The Warrior Ethos was written for our men and women in uniform, but its utility, I hope, will not be limited to the sphere of literal armed conflict. We all fight wars--in our work, within our families, and abroad in the wider world. Each of us struggles every day to define and defend our sense of purpose and integrity, to justify our existence on the planet and to understand, if only within our own hearts, who we are and what we believe in.
We are all warriors. Do we fight by a code? If so, what is it? What is the Warrior Ethos? How do we (and how can we) use it and be true to it in our internal and external lives?
From the Introduction by Steven Pressfield.
[The following is from chapter 12 of The Warrior Ethos:]
12. HOW THE SPARTANS BECAME THE SPARTANS
All warrior cultures start with a great man.
In ancient Sparta, that man was Lycurgus. He took the city from a normal society to a warrior culture.
So that no man would have grounds to feel superior to another, Lycurgus divided the country into 9000 equal plots of land. To each family he gave one plot. Further, he decreed that the men no longer be called "citizens," but "peers" or "equals."
So that no man might compete with another or put on airs over wealth, Lycurgus outlawed money. A coin sufficient to purchase a loaf of bread was made of iron, the size of a man's head and weighing over thirty pounds. So ridiculous was such coinage that men no longer coveted wealth but pursued virtue instead.
Lycurgus outlawed all occupations except warrior. He decreed that no name could be inscribed on a tombstone except that of a woman who died in childbirth or a man killed on the battlefield. A Spartan entered the army at eighteen and remained in service till he was sixty; he regarded all other occupations as unfitting for a man.
Once a Spartan was visiting Athens. His Athenian host threw a banquet in his honor. Wishing to show off for his guest, the Athenian indicated several illustrious personages around the table. "That man there is the greatest sculptor in Greece," he declared, "and that gentleman yonder is its finest architect." The Spartan indicated a servant from his own entourage. "Yes," he said, "and that man there makes a very tasty bowl of soup."
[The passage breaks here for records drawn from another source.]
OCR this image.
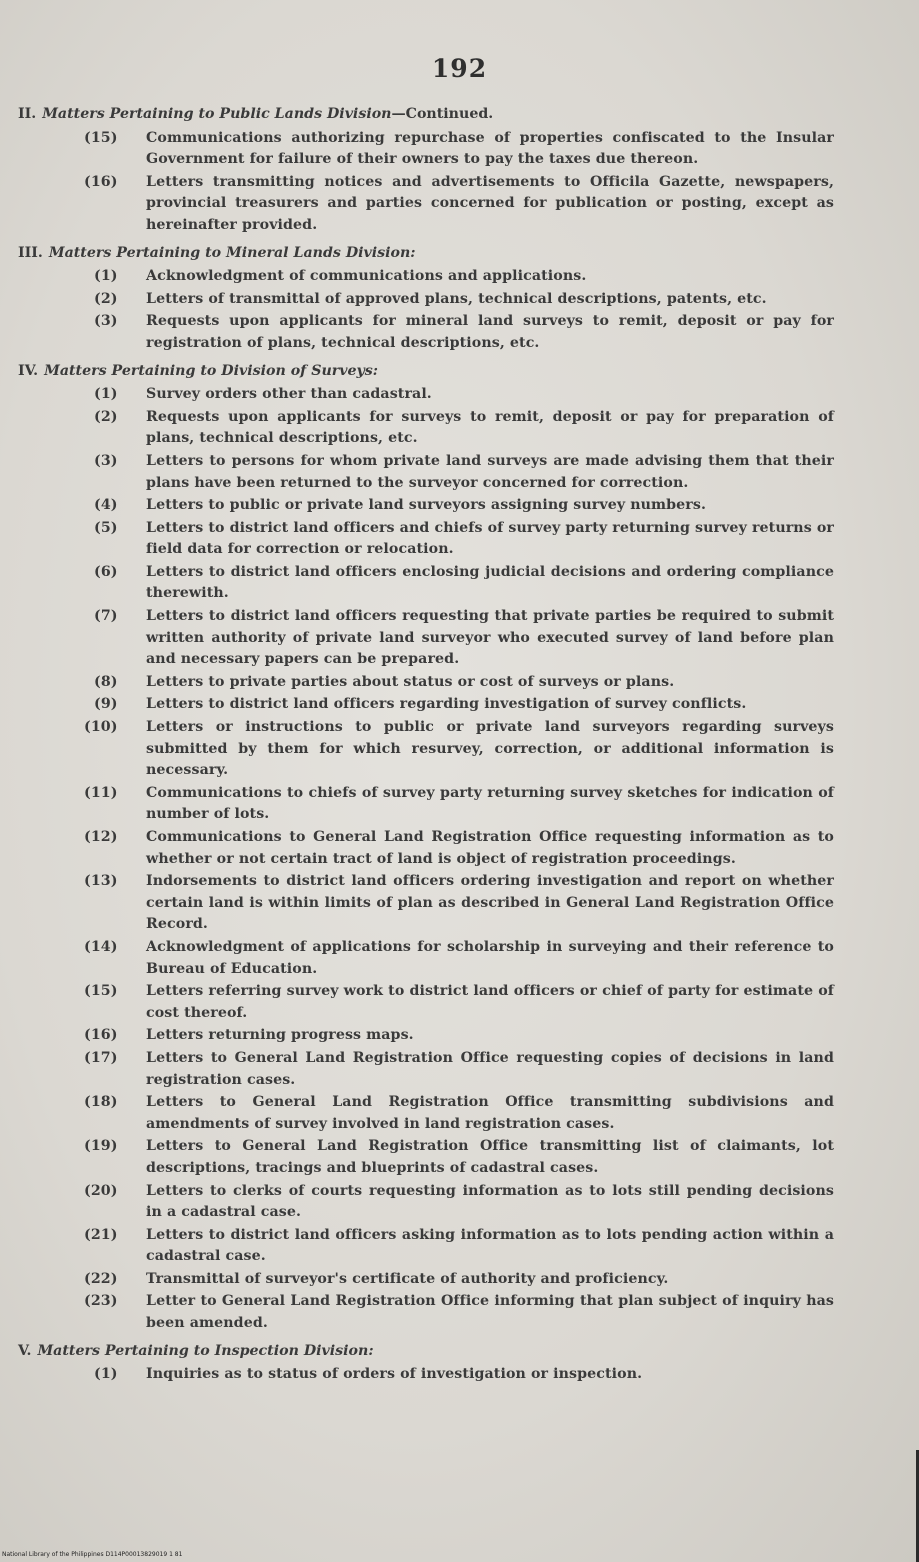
192
II. Matters Pertaining to Public Lands Division—Continued.
(15) Communications authorizing repurchase of properties confiscated to the Insular Government for failure of their owners to pay the taxes due thereon.
(16) Letters transmitting notices and advertisements to Officila Gazette, newspapers, provincial treasurers and parties concerned for publication or posting, except as hereinafter provided.
III. Matters Pertaining to Mineral Lands Division:
(1) Acknowledgment of communications and applications.
(2) Letters of transmittal of approved plans, technical descriptions, patents, etc.
(3) Requests upon applicants for mineral land surveys to remit, deposit or pay for registration of plans, technical descriptions, etc.
IV. Matters Pertaining to Division of Surveys:
(1) Survey orders other than cadastral.
(2) Requests upon applicants for surveys to remit, deposit or pay for preparation of plans, technical descriptions, etc.
(3) Letters to persons for whom private land surveys are made advising them that their plans have been returned to the surveyor concerned for correction.
(4) Letters to public or private land surveyors assigning survey numbers.
(5) Letters to district land officers and chiefs of survey party returning survey returns or field data for correction or relocation.
(6) Letters to district land officers enclosing judicial decisions and ordering compliance therewith.
(7) Letters to district land officers requesting that private parties be required to submit written authority of private land surveyor who executed survey of land before plan and necessary papers can be prepared.
(8) Letters to private parties about status or cost of surveys or plans.
(9) Letters to district land officers regarding investigation of survey conflicts.
(10) Letters or instructions to public or private land surveyors regarding surveys submitted by them for which resurvey, correction, or additional information is necessary.
(11) Communications to chiefs of survey party returning survey sketches for indication of number of lots.
(12) Communications to General Land Registration Office requesting information as to whether or not certain tract of land is object of registration proceedings.
(13) Indorsements to district land officers ordering investigation and report on whether certain land is within limits of plan as described in General Land Registration Office Record.
(14) Acknowledgment of applications for scholarship in surveying and their reference to Bureau of Education.
(15) Letters referring survey work to district land officers or chief of party for estimate of cost thereof.
(16) Letters returning progress maps.
(17) Letters to General Land Registration Office requesting copies of decisions in land registration cases.
(18) Letters to General Land Registration Office transmitting subdivisions and amendments of survey involved in land registration cases.
(19) Letters to General Land Registration Office transmitting list of claimants, lot descriptions, tracings and blueprints of cadastral cases.
(20) Letters to clerks of courts requesting information as to lots still pending decisions in a cadastral case.
(21) Letters to district land officers asking information as to lots pending action within a cadastral case.
(22) Transmittal of surveyor's certificate of authority and proficiency.
(23) Letter to General Land Registration Office informing that plan subject of inquiry has been amended.
V. Matters Pertaining to Inspection Division:
(1) Inquiries as to status of orders of investigation or inspection.
National Library of the Philippines D114P00013829019 1 81
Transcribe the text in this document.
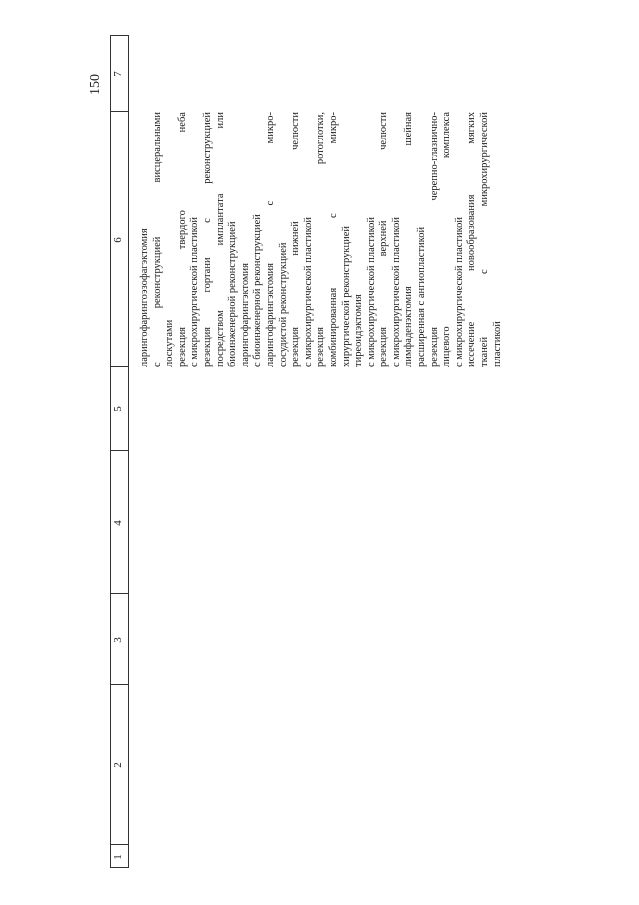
150
1
2
3
4
5
6
7
ларингофарингоэзофагэктомия с
реконструкцией
висцеральными
лоскутами резекция
твердого
неба
с микрохирургической пластикой резекция
гортани
с
реконструкцией
посредством
имплантата
или
биоинженерной реконструкцией ларингофарингэктомия с биоинженерной реконструкцией ларингофарингэктомия
с
микро-
сосудистой реконструкцией резекция
нижней
челюсти
с микрохирургической пластикой резекция
ротоглотки,
комбинированная
с
микро-
хирургической реконструкцией тиреоидэктомия с микрохирургической пластикой резекция
верхней
челюсти
с микрохирургической пластикой лимфаденэктомия
шейная
расширенная с ангиопластикой резекция
черепно-глазнично-
лицевого
комплекса
с микрохирургической пластикой иссечение
новообразования
мягких
тканей
с
микрохирургической
пластикой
The Athenians, of course, were outstanding warriors in their own right. The great playwright Aeschylus, composing his own epitaph, mentioned nothing of his ninety plays or of any other civilian accomplishment.
Here lies Aeschylus the Athenian. Of his courage at the battle of Marathon, the long- haired Persian could speak much.
Lycurgus decreed that no man under thirty could eat dinner at home with his family. Instead, he instituted "common messes" of fourteen or fifteen men who were part of the same platoon or military unit. Above the threshold of each mess was a sign that said:
Out this door, nothing.
The point of the common mess was to bind the men together as friends. "Even horses and dogs who are fed together," observed Xenophon, "form bonds and become attached to one another."
The payoff came, of course, on the battlefield.
Here's how Spartans got married. Lycurgus wanted to encourage passion, because he felt that a child—a boy— conceived in heat would make a better warrior. So a young Spartan husband could not live with his bride (he spent all day training and slept in the common mess). If the young couple were to consummate their love, the husband had to sneak away from his messmates, then slip back before his absence was discovered.
It was not uncommon for a young husband to be married for four or five years and never see his bride in daylight, except during public events and religious festivals.